Não, o título desse post não é um clickbait.
Meu objetivo com esse post não é o de polemizar, mas apenas de fazer uma
análise crítica do que as pessoas abraçam cegamente e praticamente transformam
em religião. Se quem trabalha com economia circular se sentir ofendido, terás o
espaço totalmente disponível para justificar o que achar que deve, desde que,
obviamente, de forma coerente, lógica e bem respeitosa.
Vamos lá. Economia circular está na moda e não há como negar isso.
Está na moda dentro do meio da sustentabilidade, está na moda fora do meio da
sustentabilidade. Virou a queridinha do mercado, virou a queridinha da
indústria, virou a queridinha da imprensa e, medo, virou a queridinha de quem
não entende nada de sustentabilidade. Mas, afinal, o que é economia circular?
Grosso modo, economia circular significa extrair, produzir, consumir, reciclar/ reutilizar/remanufaturar,
produzir, consumir, reciclar/reutilizar/remanufaturar ∞. Ou seja, quando a
vida útil de algum produto acabar, ele volta ao sistema produtivo seja por meio
de remanufatura, reutilização ou reciclagem. É o tal do cradle
to cradle. Ou, como conhecemos, do berço ao berço.
A economia circular vem a ser justamente o contrário do que é
praticado na economia tradicional, que é a chamada economia linear.

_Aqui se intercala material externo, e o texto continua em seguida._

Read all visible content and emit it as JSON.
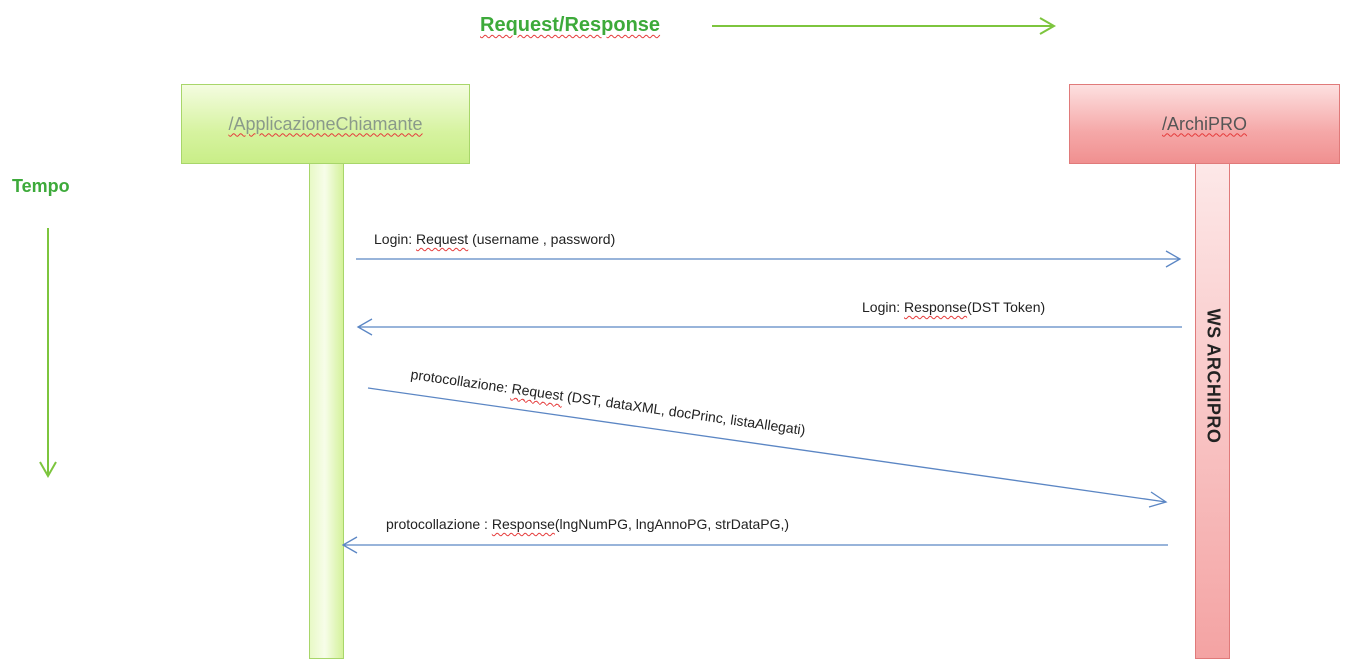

Ou cradle to grave (do berço ao
túmulo), que significa extrair, produzir, consumir, descartar. Além de demandar
muito mais matéria prima virgem, esse modelo de economia gera muito mais
resíduo.
Caramba, Julianna, onde que isso é uma coisa ruim? Se a gente pensar
que mais de 78 milhões de toneladas de resíduos são descartados todos os anos
no Brasil e mais de 95% vão para lixões ou aterros sanitários gerar gás metano,
aquele gás do capeta, que é 21 vezes pior que o CO2, a economia circular veio
para resolver um baita problemão que o setor produtivo tem.
Sem contar, Julianna, que a gente está falando do fortalecimento do
setor de reciclagem, da criação de um mercado de logística reversa... Só na
União Europeia, por exemplo, estima-se que a economia circular possa injetar EU
550 bilhões na economia e gerar dois milhões de novos empregos (fonte: Ellen MacArthur).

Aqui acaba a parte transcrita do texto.